Ergebnisse: Zu Beginn der 3-monatigen ersten Pilotphase wurden alle Patienten und Ärzte im Umgang mit EMPOWER geschult. In regelmäßigen Abständen werden die Patienten telefonisch kontaktiert und Feedback zu Nutzung, entdeckten Fehlern und Verbesserungsvorschlägen aufgenommen. Das Feedback wird kontinuierlich ausgewertet und fließt in die Weiterentwicklung des EMPOWER-Systems ein. Im Mai 2014 werden die Erfahrungen mit den Patienten und Ärzten in den Fokusgruppen diskutiert. Darüber hinaus werden Daten zur Bedienbarkeit und dem intuitiv empfundene Nutzen von EMPOWER erhoben. Die Ergebnisse der ersten Pilotphase werden im Juli 2014 vorliegen und sollen präsentiert werden.
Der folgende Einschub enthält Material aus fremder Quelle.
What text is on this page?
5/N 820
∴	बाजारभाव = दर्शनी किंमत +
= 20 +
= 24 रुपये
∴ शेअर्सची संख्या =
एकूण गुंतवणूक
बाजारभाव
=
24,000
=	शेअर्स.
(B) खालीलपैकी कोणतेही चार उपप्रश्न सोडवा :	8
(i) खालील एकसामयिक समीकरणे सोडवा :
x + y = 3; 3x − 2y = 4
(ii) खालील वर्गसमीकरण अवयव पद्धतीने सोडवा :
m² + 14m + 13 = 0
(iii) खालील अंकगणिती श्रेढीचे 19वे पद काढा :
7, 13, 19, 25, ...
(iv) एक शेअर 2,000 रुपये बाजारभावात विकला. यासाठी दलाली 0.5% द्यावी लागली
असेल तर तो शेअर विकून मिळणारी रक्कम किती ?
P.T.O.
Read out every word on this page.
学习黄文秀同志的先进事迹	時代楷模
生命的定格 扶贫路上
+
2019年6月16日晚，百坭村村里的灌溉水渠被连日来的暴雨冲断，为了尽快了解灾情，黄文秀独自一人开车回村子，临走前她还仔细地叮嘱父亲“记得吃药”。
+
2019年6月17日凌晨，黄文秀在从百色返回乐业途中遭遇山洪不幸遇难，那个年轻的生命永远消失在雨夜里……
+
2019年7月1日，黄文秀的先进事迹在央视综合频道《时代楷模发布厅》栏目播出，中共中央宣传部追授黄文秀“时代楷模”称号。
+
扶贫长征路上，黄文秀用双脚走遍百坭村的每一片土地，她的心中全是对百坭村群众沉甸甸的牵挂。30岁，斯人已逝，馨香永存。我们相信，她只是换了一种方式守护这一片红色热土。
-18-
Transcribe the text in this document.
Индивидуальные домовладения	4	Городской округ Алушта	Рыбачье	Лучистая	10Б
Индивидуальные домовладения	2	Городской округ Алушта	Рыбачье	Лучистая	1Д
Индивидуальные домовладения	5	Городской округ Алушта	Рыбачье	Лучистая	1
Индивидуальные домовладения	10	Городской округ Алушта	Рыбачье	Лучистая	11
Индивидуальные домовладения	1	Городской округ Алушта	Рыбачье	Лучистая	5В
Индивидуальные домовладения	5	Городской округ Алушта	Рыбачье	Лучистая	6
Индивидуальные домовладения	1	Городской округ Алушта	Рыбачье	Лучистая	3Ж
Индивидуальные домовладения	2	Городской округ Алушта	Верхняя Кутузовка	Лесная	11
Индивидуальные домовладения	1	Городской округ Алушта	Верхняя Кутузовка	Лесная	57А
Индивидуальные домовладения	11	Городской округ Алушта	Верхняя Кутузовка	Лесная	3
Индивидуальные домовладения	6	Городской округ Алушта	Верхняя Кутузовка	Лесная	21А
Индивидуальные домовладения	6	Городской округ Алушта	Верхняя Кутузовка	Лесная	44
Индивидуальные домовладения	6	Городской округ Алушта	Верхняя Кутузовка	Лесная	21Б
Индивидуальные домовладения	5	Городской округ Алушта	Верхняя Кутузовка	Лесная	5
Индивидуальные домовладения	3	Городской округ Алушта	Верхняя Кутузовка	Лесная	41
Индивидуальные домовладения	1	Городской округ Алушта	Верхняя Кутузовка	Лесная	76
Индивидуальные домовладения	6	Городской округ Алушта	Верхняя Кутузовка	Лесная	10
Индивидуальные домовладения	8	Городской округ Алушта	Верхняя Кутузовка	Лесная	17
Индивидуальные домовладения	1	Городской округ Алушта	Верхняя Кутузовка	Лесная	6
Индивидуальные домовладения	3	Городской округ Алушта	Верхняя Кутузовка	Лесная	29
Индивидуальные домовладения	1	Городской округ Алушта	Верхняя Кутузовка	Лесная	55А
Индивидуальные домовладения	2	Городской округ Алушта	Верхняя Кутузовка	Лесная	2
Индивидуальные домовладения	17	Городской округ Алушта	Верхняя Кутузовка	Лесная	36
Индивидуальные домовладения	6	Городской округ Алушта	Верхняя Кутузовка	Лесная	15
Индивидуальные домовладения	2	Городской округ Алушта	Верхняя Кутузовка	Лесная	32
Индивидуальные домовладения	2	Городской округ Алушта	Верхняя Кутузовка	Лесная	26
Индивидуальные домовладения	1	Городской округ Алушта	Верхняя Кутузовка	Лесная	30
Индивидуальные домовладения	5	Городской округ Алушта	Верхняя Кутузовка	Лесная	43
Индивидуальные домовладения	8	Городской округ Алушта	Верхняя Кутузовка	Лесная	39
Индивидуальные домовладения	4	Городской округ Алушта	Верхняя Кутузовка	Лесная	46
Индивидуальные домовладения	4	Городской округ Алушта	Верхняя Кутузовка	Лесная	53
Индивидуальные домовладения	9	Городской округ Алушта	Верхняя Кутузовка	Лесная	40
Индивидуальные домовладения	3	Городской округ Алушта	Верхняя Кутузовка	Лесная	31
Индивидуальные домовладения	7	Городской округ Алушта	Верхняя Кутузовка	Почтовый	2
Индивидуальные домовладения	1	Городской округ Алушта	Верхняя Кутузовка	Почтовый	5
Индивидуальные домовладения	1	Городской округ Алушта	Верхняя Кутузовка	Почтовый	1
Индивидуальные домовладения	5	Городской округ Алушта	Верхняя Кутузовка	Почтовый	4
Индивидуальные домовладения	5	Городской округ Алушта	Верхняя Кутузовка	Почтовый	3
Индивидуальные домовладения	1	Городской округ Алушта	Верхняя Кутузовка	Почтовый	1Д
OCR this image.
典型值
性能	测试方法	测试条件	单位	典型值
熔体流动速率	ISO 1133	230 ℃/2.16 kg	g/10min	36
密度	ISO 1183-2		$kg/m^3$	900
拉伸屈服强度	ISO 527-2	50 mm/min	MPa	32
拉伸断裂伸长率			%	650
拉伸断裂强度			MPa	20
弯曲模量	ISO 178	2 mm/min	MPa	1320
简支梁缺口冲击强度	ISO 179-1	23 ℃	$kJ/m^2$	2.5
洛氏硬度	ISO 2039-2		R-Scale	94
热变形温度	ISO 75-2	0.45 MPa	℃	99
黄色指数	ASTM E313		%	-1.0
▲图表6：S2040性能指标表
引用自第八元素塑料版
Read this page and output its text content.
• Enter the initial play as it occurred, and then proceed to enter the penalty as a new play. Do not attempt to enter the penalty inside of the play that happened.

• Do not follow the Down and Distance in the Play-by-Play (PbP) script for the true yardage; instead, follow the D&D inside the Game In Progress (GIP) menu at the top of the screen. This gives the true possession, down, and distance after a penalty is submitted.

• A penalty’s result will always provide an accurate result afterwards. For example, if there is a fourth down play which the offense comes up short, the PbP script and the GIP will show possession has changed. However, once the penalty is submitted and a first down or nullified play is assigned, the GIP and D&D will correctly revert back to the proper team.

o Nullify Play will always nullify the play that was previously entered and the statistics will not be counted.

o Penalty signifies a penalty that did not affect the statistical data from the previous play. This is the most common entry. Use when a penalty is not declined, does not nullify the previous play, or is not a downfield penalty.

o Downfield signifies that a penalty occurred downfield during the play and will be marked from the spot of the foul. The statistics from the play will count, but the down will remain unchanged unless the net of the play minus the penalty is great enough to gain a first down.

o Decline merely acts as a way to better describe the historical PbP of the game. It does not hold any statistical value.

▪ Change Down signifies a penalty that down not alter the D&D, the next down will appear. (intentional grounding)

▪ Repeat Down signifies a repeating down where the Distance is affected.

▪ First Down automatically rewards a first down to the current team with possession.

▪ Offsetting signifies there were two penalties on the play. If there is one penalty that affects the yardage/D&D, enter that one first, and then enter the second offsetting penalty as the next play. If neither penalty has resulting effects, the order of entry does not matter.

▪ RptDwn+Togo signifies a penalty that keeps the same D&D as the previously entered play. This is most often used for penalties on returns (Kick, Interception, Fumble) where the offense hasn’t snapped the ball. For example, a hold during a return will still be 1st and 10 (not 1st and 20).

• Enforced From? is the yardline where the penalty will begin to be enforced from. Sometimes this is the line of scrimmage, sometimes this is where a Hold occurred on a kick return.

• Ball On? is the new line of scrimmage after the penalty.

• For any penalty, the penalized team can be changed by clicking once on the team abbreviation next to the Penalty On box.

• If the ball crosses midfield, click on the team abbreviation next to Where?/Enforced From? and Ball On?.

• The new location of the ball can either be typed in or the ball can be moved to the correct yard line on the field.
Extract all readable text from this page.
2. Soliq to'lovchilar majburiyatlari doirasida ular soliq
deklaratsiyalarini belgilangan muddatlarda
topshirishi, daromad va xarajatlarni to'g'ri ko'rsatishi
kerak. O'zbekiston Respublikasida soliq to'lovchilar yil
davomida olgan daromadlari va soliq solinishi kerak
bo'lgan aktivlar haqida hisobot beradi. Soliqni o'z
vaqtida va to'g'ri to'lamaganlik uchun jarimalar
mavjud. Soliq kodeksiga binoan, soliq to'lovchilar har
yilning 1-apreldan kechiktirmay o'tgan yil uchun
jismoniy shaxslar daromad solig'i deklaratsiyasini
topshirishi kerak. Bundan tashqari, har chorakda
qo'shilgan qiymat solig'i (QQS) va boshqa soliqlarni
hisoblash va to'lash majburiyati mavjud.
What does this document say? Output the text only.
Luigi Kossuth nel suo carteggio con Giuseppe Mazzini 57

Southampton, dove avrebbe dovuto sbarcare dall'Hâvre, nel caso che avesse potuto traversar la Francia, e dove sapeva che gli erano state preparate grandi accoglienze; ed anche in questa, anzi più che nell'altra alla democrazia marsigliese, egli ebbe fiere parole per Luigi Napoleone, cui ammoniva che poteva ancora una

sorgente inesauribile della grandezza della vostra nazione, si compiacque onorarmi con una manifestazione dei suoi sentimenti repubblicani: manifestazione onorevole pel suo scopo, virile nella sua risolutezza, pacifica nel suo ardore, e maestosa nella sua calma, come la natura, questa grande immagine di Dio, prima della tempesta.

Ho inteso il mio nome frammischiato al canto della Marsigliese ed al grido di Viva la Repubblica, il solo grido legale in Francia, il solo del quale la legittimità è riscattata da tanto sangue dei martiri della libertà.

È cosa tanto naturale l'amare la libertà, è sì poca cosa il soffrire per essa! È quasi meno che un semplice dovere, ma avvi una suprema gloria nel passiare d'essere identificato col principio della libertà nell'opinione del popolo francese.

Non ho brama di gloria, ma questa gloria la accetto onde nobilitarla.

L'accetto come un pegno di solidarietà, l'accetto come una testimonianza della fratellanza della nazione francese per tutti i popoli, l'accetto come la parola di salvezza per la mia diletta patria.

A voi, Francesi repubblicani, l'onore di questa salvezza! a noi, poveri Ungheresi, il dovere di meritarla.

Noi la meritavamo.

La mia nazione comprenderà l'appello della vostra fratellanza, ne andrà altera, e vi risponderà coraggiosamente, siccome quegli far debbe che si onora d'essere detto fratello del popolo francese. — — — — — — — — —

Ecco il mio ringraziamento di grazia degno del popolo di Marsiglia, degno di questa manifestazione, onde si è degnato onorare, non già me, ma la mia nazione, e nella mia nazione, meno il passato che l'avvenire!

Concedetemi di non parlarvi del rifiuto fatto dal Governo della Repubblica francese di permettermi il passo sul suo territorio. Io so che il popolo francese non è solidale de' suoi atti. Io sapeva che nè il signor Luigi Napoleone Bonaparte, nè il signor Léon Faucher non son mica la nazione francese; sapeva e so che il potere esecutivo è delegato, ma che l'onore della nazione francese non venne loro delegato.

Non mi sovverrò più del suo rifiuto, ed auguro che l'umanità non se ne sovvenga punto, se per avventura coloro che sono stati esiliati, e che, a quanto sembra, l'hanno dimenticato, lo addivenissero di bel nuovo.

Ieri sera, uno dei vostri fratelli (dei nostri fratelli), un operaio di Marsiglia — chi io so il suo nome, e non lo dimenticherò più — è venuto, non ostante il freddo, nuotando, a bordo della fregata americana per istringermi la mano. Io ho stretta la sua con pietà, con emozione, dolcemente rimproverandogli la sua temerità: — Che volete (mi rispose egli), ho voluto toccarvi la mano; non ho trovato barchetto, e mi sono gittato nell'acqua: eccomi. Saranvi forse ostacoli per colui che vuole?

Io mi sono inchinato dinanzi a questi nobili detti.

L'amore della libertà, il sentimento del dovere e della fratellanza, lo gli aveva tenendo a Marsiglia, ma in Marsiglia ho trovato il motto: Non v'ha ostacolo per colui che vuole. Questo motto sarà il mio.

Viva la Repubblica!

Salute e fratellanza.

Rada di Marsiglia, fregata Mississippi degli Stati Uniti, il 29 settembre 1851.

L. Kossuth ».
Diskussion: Ziel des Projektes EMPOWER ist es, sowohl die Behandlungs- und Lebensqualität von Diabetes-Patienten als auch die Arbeitsqualität der behandelnden Ärzte zu verbessern. Die Erkenntnisse der ersten Pilotphase tragen maßgeblich zur Optimierung der Funktionalität und Gestaltung von EMPOWER bei. Der Prototyp II wird darüber hinaus einen erweiterten Funktionsumfang (u.a. Medikations-Monitoring; automatisierte Übertragung von Blutzuckermesswerten; Ausbau des Visualisierungsmoduls) bieten. Die Testung und Validierung des Prototyps II wird zwischen August und November 2014 stattfinden. In der zweiten Pilotphase soll geprüft werden, welchen Einfluss die Nutzung des EMPOWER-Systems auf das Selbstmanagement und die Gesundheitskompetenz von Diabetes-Patienten hat.


Literatur

1.
Reichardt C, Gastmeier P. Patient Empowerment: Wie viel können Patienten zu einer verbesserten Compliance des Personals beitragen? Krankenhaushygiene up2date. 2013;8(3):157-64.
2.
European Network on Patient Empowerment. Patient Empowerment - Living with Chronic Disease: A series of short discussion topics on different aspects of self management and patient empowerment for the 1st European conference on patient empowerment. [Retrieved March 20, 2014]. Available from: http://www.enope.eu/media/14615/a_series_of_short_discussion_topics_on_different.pdf Externer Link
3.
Kopanitsa G, Demski H, Hildebrand C. EMPOWER support of patient empowerment by an Intelligent self-management pathway for patients - Poster 57. Jahrestagung der Deutschen Gesellschaft für Medizinische Informatik, Biometrie und Epidemiologie e.V. Braunschweig: GMDS; 2012.
4.
Brooke J. SUS - A quick and dirty usability scale. In: Jordan PW, Thomas B, Weerdmeester BA, McClelland AL, editors. Usability Evaluation in Industry. London: Taylor & Francis; 1996.
5.
Davis FD.Perceived usefulness, perceived ease of use, and user acceptance of information technology. MIS Quarterly. 1989;13(3):319-40.